Function such that zeros$=$order of the derivative 
Does there exist a function $f\in C^n(\mathbb{R},\mathbb{R})$ for $n\ge2$ such that $f^{(n)}$ has exactly $n$ zeros, $f^{(n-1)}$ has exactly $n-1$ zeros and so on ? Where $f^{(n)}$ is the nth derivative of $f$

This question arose from lot of question asked here on MSE.
 A: Yes, the function $f(x)=e^{-x^2}$ has this property; the $n$th derivative is $f^{(n)}(x)=(-1)^n H_n(x) \, e^{-x^2}$, where $H_n$ is the Hermite polynomial of degree $n$, which because of orthogonality has exactly $n$ real zeros (they have to interlace with the zeros of $H_{n-1}$).

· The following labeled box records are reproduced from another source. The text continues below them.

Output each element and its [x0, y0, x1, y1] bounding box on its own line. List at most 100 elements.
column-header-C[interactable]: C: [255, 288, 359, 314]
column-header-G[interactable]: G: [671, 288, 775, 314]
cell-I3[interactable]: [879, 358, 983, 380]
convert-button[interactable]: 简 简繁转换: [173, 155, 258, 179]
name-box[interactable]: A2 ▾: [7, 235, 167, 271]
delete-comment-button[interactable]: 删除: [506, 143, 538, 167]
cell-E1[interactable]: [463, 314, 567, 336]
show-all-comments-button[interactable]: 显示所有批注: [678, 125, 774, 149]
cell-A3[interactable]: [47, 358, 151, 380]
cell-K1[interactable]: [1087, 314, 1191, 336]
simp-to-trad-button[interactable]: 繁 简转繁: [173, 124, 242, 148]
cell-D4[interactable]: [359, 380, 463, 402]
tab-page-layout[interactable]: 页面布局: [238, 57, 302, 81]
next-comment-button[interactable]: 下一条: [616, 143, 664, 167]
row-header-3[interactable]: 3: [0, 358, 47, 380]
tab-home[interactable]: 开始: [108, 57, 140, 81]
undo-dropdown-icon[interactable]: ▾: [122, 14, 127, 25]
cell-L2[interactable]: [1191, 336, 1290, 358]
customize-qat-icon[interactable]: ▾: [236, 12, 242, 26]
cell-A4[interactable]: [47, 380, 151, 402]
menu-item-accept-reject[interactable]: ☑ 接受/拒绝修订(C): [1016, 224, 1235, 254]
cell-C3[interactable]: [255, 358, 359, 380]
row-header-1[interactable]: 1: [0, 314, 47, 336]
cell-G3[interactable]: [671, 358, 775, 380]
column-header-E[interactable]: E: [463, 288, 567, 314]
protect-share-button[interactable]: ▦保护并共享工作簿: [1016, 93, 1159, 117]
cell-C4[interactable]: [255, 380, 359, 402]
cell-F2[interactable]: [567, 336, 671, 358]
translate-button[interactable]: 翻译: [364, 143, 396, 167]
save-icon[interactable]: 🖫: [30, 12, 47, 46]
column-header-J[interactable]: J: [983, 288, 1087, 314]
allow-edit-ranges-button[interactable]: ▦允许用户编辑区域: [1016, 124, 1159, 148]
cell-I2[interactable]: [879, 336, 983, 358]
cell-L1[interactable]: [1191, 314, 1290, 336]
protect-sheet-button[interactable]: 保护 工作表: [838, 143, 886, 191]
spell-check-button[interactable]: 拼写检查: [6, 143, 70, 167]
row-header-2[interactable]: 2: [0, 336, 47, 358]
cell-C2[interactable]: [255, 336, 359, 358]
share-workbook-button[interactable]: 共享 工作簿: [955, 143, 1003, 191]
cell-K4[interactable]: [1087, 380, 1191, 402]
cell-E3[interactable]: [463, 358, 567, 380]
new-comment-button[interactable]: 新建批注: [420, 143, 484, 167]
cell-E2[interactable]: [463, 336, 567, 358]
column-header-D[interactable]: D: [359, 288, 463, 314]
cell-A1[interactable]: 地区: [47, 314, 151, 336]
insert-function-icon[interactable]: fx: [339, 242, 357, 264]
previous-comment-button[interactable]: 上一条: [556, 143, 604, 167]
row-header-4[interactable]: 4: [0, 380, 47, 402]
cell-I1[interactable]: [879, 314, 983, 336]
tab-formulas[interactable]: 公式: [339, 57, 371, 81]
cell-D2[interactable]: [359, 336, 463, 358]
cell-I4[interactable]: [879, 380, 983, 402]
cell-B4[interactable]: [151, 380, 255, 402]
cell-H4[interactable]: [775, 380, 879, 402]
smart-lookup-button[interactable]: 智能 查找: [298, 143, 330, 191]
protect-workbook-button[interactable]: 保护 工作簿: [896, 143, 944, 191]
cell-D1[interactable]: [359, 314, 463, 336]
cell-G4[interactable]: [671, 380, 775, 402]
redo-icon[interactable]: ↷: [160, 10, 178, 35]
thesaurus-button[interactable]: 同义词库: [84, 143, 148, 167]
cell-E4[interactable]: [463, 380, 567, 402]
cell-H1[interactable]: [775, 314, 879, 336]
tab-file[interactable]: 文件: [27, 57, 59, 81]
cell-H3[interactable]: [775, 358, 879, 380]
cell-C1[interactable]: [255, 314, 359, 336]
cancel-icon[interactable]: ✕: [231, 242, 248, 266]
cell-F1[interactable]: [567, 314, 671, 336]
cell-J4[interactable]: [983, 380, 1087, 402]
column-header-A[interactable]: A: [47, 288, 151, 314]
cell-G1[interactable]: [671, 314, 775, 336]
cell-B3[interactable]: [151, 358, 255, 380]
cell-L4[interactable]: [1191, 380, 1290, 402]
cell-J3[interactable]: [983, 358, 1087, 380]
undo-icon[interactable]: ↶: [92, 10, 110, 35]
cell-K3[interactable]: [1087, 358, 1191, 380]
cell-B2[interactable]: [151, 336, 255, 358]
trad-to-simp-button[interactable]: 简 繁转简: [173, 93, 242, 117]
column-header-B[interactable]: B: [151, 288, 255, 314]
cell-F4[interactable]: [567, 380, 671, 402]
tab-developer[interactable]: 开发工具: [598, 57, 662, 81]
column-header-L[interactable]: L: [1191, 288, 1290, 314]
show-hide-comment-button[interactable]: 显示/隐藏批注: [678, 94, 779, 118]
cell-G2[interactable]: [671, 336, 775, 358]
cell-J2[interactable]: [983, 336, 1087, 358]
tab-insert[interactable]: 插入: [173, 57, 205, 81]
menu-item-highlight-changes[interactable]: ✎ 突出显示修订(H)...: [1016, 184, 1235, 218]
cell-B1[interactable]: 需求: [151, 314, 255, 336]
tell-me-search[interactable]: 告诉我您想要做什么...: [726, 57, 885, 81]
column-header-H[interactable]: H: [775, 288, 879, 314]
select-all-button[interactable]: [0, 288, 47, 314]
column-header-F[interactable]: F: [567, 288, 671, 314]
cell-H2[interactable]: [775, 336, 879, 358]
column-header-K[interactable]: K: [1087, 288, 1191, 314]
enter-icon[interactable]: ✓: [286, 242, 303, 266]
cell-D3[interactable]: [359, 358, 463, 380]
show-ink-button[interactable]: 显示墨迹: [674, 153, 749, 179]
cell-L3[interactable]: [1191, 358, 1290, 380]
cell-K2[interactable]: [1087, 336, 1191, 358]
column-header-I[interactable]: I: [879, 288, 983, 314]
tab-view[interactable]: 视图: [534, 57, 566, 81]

A: The function $f(x)=2-\frac{1}{1+x^2}$ has the desired property for at least $0 \le n \le 7.$ The derivatives $f^{(n)}$ (for $n>0$) each have a denominator a power of $1+x^2$, and a constant in front of a polynomial $p_n(x)$ which for odd $n$ hazs a factor of $x$ and the rest is in powers of $x^2$, whereas for even $n$ there is no factor of $x$ in $p_n$ and the rest is in even powers of $x$.
$p_1=x$
$p_2=3x^2-1$
$p_3=x(x^2-1)$
$p_4=5x^4-10x^2+1$
$p_5=x(3x^4-10x^2+3)$
$p_6=7x^6=35x^4+21x^2-1$
$p_7=x(x^6-7x^4+7x^2-1)$
That's where I stopped; to check for example that $p_6$ has $6$ zeros I rewrote $x^2$ as $t$ and looked at the cubic, which at $t=0,0.1,1,0,5,0$ has values respectively $-1,+0.7,-8,+104$ so that there are three positive zeros for the $t$ polynomial, hence $6$ zeros for $p_6$ And $p_7$ was easy sonce the cubic here factors as $(t-1)(t^2-6t+1)$, which has $3$ positive zeros, so that (recalling the factor $x$) $p_7$ ends up with seven zeros.
The pattern here makes it seem possible that this function $f(x)$ has simultaneously the desired numbers of zeros for each derivative; however I don't see any good way to show that, by induction or otherwise.